I know that "once a cheater always a cheater" can be true, and I'm not posting this so you all can tell me how wrong I was for staying with someone who lost my trust, I'm looking for advice, not what I "woulda, coulda, shoulda" done. The fact is, we stayed together. He has changed for me in such a way where he rarely, if ever, goes out without me anymore (he works all day for military and usually doesn't even have enough energy to go out anyway). In the past 9 months he has been doing everything in his power to make himself more trustworthy to me and be the greatest boyfriend I can ask for. There were points in the past not long after this incident where I thought I could never ever trust him again, no matter where he was or what he was doing...but over time, it has gotten better.
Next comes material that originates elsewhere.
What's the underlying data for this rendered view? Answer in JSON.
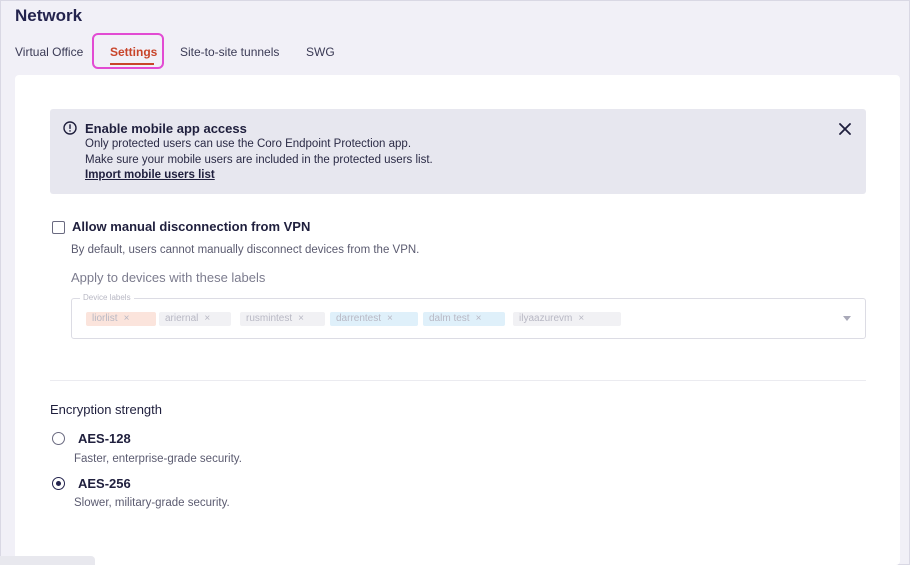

The problem is, after him being away for 6 weeks now on a military base 1,000's of miles away, he has been being nothing but good (he has to work every day there too). We've talked every night on the phone, he flew me down for labor day weekend...and aside from that, the 6 months preceding him leaving were good too.

But when he mentioned that he was going out with 2 of his friends tonight to get a couple drinks, i FLIPPED because deep down, I cannot trust him as much as I HATE admitting that. And the big problem here is that he's been so good, and never goes out, so I haven't had a chance to be exposed to him going out and getting into a bad situation, because since he cheated, he has avoided these things at all costs for me (he trusts himself, but he knows I have the problem and is willing to do whatever it takes to make me happy and trusting again) This sounds like I have him on a leash, but I don't--he can go out of he wants, but he chooses not to for me.

Besides the cheating itself (which I know is a big deal) he has done nothing wrong in the past year, in fact, he's done everything right. He's my life, he motivates me to do well...It's all me holding this grudge, and I know that when I took that chance to stay with him, I had a responsibility of forgiving and moving on, but I'm having a hard time....Any advice would be greatly apprecaited.